Rob Landley rob at landley.net
Wed Mar 9 13:06:11 PST 2016


The question came up about how to mount an nfs server with toybox. I
remembered from my contract with parallels in 2010 that I used to do
that: http://landley.livejournal.com/49382.html

So I gave it a go, and found out that the kernel guys broke the text
parsing, and I needed the attached patch (tested on linux-4.4) to fix
it.

Background: behind the scenes the mount -o options filter out a bunch
of flag values (which get passed to the mount syscall as an integer of
various MS_BLAH values or-ed together) and the rest of the values are
passed through as a comma separated text string.

I.E. for every filesystem EXCEPT nfs, options is a text string.

But for NFS it can can either be a text string or a binary blob with
the first digit being a low-ascii value indicating the version number.
If the first digit ISN'T a low-ascii value, it's treated as text and
parsed as text, and since there's nothing the binary blob can do that
the text string _can't_, there's NO REASON to ever use the binary
blob. It's there for historical reasons, and it has versions because
every time they added a new option they had to extend the structure
with more fields at the end, where string parsing just goes
",fruitbasket=42" and you're good.

I.E. NFS was historically stupid, but had a way not to be.
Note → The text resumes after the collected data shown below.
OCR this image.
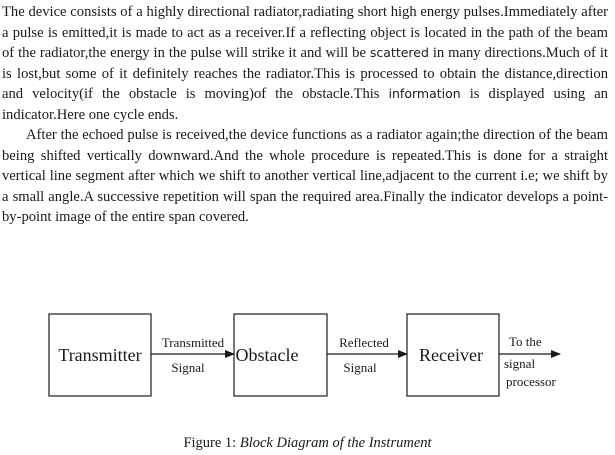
The device consists of a highly directional radiator,radiating short high energy pulses.Immediately after a pulse is emitted,it is made to act as a receiver.If a reflecting object is located in the path of the beam of the radiator,the energy in the pulse will strike it and will be scattered in many directions.Much of it is lost,but some of it definitely reaches the radiator.This is processed to obtain the distance,direction and velocity(if the obstacle is moving)of the obstacle.This information is displayed using an indicator.Here one cycle ends.

After the echoed pulse is received,the device functions as a radiator again;the direction of the beam being shifted vertically downward.And the whole procedure is repeated.This is done for a straight vertical line segment after which we shift to another vertical line,adjacent to the current i.e; we shift by a small angle.A successive repetition will span the required area.Finally the indicator develops a point-by-point image of the entire span covered.

Transmitter
Transmitted
Signal
Obstacle
Reflected
Signal
Receiver
To the
signal
processor
Figure 1: Block Diagram of the Instrument
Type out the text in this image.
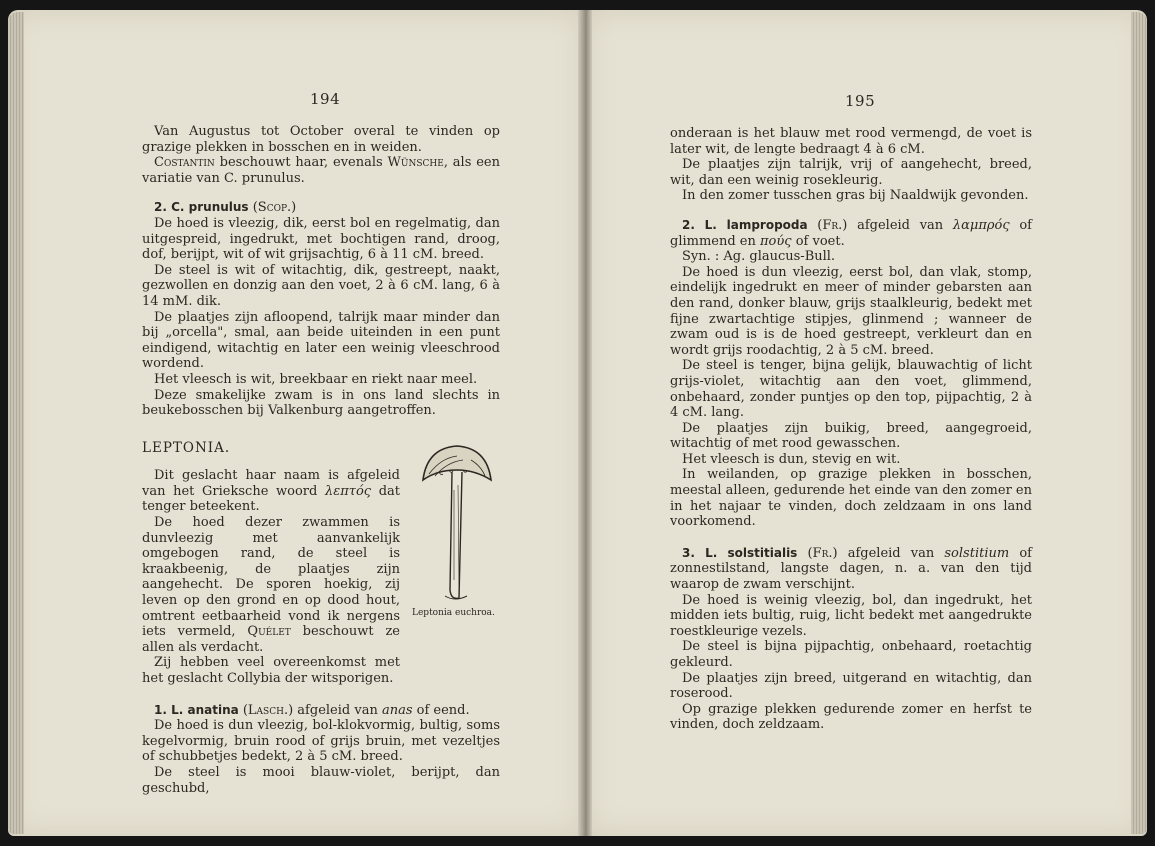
194

Van Augustus tot October overal te vinden op grazige plekken in bosschen en in weiden.

Costantin beschouwt haar, evenals Wünsche, als een variatie van C. prunulus.

2. C. prunulus (Scop.)

De hoed is vleezig, dik, eerst bol en regelmatig, dan uitgespreid, ingedrukt, met bochtigen rand, droog, dof, berijpt, wit of wit grijsachtig, 6 à 11 cM. breed.

De steel is wit of witachtig, dik, gestreept, naakt, gezwollen en donzig aan den voet, 2 à 6 cM. lang, 6 à 14 mM. dik.

De plaatjes zijn afloopend, talrijk maar minder dan bij „orcella", smal, aan beide uiteinden in een punt eindigend, witachtig en later een weinig vleeschrood wordend.

Het vleesch is wit, breekbaar en riekt naar meel.

Deze smakelijke zwam is in ons land slechts in beukebosschen bij Valkenburg aangetroffen.

LEPTONIA.

Dit geslacht haar naam is afgeleid van het Grieksche woord λεπτός dat tenger beteekent.

De hoed dezer zwammen is dunvleezig met aanvankelijk omgebogen rand, de steel is kraakbeenig, de plaatjes zijn aangehecht. De sporen hoekig, zij leven op den grond en op dood hout, omtrent eetbaarheid vond ik nergens iets vermeld, Quélet beschouwt ze allen als verdacht.

Zij hebben veel overeenkomst met het geslacht Collybia der witsporigen.

1. L. anatina (Lasch.) afgeleid van anas of eend.

De hoed is dun vleezig, bol-klokvormig, bultig, soms kegelvormig, bruin rood of grijs bruin, met vezeltjes of schubbetjes bedekt, 2 à 5 cM. breed.

De steel is mooi blauw-violet, berijpt, dan geschubd,

Leptonia euchroa.
195

onderaan is het blauw met rood vermengd, de voet is later wit, de lengte bedraagt 4 à 6 cM.

De plaatjes zijn talrijk, vrij of aangehecht, breed, wit, dan een weinig rosekleurig.

In den zomer tusschen gras bij Naaldwijk gevonden.

2. L. lampropoda (Fr.) afgeleid van λαμπρός of glimmend en πούς of voet.

Syn. : Ag. glaucus-Bull.

De hoed is dun vleezig, eerst bol, dan vlak, stomp, eindelijk ingedrukt en meer of minder gebarsten aan den rand, donker blauw, grijs staalkleurig, bedekt met fijne zwartachtige stipjes, glinmend ; wanneer de zwam oud is is de hoed gestreept, verkleurt dan en wordt grijs roodachtig, 2 à 5 cM. breed.

De steel is tenger, bijna gelijk, blauwachtig of licht grijs-violet, witachtig aan den voet, glimmend, onbehaard, zonder puntjes op den top, pijpachtig, 2 à 4 cM. lang.

De plaatjes zijn buikig, breed, aangegroeid, witachtig of met rood gewasschen.

Het vleesch is dun, stevig en wit.

In weilanden, op grazige plekken in bosschen, meestal alleen, gedurende het einde van den zomer en in het najaar te vinden, doch zeldzaam in ons land voorkomend.

3. L. solstitialis (Fr.) afgeleid van solstitium of zonnestilstand, langste dagen, n. a. van den tijd waarop de zwam verschijnt.

De hoed is weinig vleezig, bol, dan ingedrukt, het midden iets bultig, ruig, licht bedekt met aangedrukte roestkleurige vezels.

De steel is bijna pijpachtig, onbehaard, roetachtig gekleurd.

De plaatjes zijn breed, uitgerand en witachtig, dan roserood.

Op grazige plekken gedurende zomer en herfst te vinden, doch zeldzaam.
Naturally, the util-linux mount special cases NFS and produces a
binary blob, and so does busybox. Toybox doesn't because it's STUPID,
and so we're using the generic codepath which has been there
forever... and bit-rotted because nobody was testing it.
<the-aristocrats>NFS!</the-aristocrats>

Anyway, with that patch to the kernel and current toybox-git, I built
http://unfs3.sf.net and ran this on the host:

  $ echo "/home/landley (no_root_squash,insecure)" > blah.cfg
  $ ./unfsd -d -s -p -e $PWD/blah.cfg -l 127.0.0.1 -m 9999 -n 9999

And then in qemu:

  $ mount -t nfs -o ro,port=9999,mountport=9999,nolock,v3,udp \
    10.0.2.2:/home/landley /mnt

And it worked.

(The reason for specifying all that -m9999 stuff is telling it to use
a high port number so I don't have to run the nfs server as root on
the host. I'm aware there's a built-in kernel NFS server. I'm also
aware there used to be a built-in kernel httpd, and they're equally
bad ideas. No really, http://www.linuxjournal.com/article/4132 and it
died because it was a BAD IDEA. There aren't built-in kernel SMB or
DNS servers, v9fs doesn't have an in-kernel server, it's REALLY STUPID
that NFS does and I'm not messing with it. Hence testing against
unfs3.)

If somebody wants to send the kernel patch to linux-kernel, feel free
to add my signed-off-by. I'm still under the weather and really not up
to dealing with... them... right now.